Jiangsu Pacific and Agricultural Bank Volatility Contrast

   Predicted Return Density   
       Returns  

Pair Trading with Jiangsu Pacific and Agricultural Bank

The main advantage of trading using opposite Jiangsu Pacific and Agricultural Bank positions is that it hedges away some unsystematic risk. Because of two separate transactions, even if Jiangsu Pacific position performs unexpectedly, Agricultural Bank can make up some of the losses. Pair trading also minimizes risk from directional movements in the market. For example, if an entire industry or sector drops because of unexpected headlines, the short position in Agricultural Bank will offset losses from the drop in Agricultural Bank's long position.
The idea behind Jiangsu Pacific Quartz and Agricultural Bank of pairs trading is to make the combined position market-neutral, meaning the overall market's direction will not affect its win or loss (or potential downside or upside).

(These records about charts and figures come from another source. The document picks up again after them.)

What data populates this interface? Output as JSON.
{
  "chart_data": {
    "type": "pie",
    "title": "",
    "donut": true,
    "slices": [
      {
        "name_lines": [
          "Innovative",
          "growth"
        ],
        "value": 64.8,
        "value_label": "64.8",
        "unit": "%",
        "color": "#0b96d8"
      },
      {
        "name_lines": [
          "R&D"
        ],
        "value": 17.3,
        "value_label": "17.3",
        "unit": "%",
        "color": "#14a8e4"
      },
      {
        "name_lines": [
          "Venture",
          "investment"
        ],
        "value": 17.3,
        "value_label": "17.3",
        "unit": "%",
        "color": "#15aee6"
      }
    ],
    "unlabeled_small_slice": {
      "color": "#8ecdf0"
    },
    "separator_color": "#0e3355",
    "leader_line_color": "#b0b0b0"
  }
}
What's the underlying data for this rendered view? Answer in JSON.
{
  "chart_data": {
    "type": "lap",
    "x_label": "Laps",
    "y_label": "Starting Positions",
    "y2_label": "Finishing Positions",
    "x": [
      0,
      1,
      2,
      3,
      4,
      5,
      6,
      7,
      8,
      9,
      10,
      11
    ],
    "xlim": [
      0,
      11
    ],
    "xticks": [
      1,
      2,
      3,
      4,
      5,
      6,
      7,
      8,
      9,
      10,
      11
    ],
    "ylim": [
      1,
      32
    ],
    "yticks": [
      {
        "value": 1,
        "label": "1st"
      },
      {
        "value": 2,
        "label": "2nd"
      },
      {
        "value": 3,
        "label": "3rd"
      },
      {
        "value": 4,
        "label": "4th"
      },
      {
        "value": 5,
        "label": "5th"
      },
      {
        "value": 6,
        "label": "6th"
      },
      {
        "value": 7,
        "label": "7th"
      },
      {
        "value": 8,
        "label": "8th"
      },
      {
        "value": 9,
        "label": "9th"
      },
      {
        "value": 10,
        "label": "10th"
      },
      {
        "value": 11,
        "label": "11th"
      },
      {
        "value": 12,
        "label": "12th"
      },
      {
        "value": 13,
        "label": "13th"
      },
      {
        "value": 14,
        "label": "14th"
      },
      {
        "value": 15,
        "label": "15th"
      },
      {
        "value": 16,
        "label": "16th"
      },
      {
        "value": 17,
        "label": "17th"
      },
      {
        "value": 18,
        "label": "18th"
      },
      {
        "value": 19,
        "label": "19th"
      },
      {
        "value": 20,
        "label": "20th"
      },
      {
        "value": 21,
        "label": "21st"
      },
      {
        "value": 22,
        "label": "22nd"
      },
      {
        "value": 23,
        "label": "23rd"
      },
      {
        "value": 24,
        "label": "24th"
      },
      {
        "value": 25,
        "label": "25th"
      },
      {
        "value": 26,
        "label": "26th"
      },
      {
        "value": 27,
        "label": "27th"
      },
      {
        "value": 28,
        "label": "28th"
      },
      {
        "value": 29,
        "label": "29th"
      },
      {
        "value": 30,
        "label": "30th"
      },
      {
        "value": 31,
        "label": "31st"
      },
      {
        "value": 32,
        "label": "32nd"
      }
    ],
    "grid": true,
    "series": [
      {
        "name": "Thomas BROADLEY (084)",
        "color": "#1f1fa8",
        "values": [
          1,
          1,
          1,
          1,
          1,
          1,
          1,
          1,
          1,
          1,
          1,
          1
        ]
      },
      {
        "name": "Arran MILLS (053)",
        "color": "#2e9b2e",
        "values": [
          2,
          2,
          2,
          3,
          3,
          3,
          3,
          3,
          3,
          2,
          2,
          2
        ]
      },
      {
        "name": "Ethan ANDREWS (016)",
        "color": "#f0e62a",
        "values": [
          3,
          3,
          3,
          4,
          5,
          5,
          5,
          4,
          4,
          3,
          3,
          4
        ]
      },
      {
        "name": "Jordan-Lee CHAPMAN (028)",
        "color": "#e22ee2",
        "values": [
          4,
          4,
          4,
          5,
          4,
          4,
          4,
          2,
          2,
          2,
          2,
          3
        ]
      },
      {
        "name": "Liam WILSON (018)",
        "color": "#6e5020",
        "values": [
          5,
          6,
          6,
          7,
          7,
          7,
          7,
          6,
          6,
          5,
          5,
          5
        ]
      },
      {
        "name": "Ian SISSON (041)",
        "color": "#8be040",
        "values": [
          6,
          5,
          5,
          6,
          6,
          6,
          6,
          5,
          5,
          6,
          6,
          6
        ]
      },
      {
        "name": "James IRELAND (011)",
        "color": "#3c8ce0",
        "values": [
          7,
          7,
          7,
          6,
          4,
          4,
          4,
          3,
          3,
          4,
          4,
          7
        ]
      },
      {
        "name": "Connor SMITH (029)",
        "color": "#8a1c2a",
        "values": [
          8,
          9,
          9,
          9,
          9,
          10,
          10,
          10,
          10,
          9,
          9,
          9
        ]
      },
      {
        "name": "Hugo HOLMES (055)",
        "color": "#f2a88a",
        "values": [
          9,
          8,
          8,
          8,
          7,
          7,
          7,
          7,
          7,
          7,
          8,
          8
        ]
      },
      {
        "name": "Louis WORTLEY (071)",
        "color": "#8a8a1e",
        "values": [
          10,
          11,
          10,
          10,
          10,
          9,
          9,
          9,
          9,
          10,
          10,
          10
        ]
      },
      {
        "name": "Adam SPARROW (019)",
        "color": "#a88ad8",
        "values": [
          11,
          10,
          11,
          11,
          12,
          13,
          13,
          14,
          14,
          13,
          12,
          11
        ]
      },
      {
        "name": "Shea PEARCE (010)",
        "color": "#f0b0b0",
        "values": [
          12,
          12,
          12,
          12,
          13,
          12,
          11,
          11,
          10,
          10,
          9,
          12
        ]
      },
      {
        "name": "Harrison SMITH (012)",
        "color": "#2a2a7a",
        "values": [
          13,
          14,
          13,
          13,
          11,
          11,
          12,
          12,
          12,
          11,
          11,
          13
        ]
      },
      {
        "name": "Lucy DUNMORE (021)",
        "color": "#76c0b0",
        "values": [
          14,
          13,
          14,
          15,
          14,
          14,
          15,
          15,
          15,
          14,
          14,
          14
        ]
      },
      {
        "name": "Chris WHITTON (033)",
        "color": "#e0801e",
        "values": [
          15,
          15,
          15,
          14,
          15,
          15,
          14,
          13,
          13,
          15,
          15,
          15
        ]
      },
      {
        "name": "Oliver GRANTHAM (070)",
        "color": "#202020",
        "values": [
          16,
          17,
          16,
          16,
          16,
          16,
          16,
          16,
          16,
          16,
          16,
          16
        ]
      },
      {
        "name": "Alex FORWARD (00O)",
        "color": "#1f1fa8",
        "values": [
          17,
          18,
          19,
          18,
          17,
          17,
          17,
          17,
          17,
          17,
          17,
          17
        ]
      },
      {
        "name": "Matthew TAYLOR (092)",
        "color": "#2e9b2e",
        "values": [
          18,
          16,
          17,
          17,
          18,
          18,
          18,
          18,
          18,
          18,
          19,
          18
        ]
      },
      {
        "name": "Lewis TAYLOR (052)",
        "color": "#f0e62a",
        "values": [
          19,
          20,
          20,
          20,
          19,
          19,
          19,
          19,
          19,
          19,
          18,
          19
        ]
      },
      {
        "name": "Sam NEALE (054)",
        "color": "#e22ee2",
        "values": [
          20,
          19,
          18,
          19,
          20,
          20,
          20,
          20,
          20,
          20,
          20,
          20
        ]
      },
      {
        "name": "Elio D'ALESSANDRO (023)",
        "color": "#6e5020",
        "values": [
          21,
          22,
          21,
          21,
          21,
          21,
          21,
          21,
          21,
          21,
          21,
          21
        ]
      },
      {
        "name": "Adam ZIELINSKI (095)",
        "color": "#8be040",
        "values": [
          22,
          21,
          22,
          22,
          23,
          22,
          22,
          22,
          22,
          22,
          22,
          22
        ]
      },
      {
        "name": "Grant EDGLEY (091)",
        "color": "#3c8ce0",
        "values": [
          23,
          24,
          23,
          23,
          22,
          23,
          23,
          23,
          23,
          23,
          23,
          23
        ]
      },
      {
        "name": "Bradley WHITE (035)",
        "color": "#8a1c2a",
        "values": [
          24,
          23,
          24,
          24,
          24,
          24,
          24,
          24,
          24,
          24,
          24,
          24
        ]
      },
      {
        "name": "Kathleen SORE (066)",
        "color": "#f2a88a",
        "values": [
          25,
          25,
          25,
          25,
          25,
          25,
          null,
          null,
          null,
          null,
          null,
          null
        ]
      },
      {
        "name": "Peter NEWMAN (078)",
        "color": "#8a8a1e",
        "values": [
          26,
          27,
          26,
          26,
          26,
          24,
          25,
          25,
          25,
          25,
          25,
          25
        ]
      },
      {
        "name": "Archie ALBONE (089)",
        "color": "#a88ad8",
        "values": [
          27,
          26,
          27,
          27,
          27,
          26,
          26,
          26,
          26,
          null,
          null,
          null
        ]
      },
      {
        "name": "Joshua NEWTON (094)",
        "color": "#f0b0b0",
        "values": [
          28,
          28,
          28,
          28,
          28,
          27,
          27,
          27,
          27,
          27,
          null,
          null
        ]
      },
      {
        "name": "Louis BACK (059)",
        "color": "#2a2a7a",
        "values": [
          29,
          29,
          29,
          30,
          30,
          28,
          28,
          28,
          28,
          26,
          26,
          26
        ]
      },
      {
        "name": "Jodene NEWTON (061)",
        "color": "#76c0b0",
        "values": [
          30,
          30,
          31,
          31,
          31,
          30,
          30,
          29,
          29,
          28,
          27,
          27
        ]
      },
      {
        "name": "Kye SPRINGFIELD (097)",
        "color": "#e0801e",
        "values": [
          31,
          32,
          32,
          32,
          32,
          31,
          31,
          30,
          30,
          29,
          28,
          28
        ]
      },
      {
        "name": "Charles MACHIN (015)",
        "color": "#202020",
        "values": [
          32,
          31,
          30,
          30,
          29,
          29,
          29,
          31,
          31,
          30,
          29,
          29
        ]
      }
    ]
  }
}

This can be achieved by designing a pairs trade with two highly correlated stocks or equities that operate in a similar space or sector, making it possible to obtain profits through simple and relatively low-risk investment.
Check out your portfolio center.
Note that this page's information should be used as a complementary analysis to find the right mix of equity instruments to add to your existing portfolios or create a brand new portfolio. You can also try the Portfolio Center module to all portfolio management and optimization tools to improve performance of your portfolios.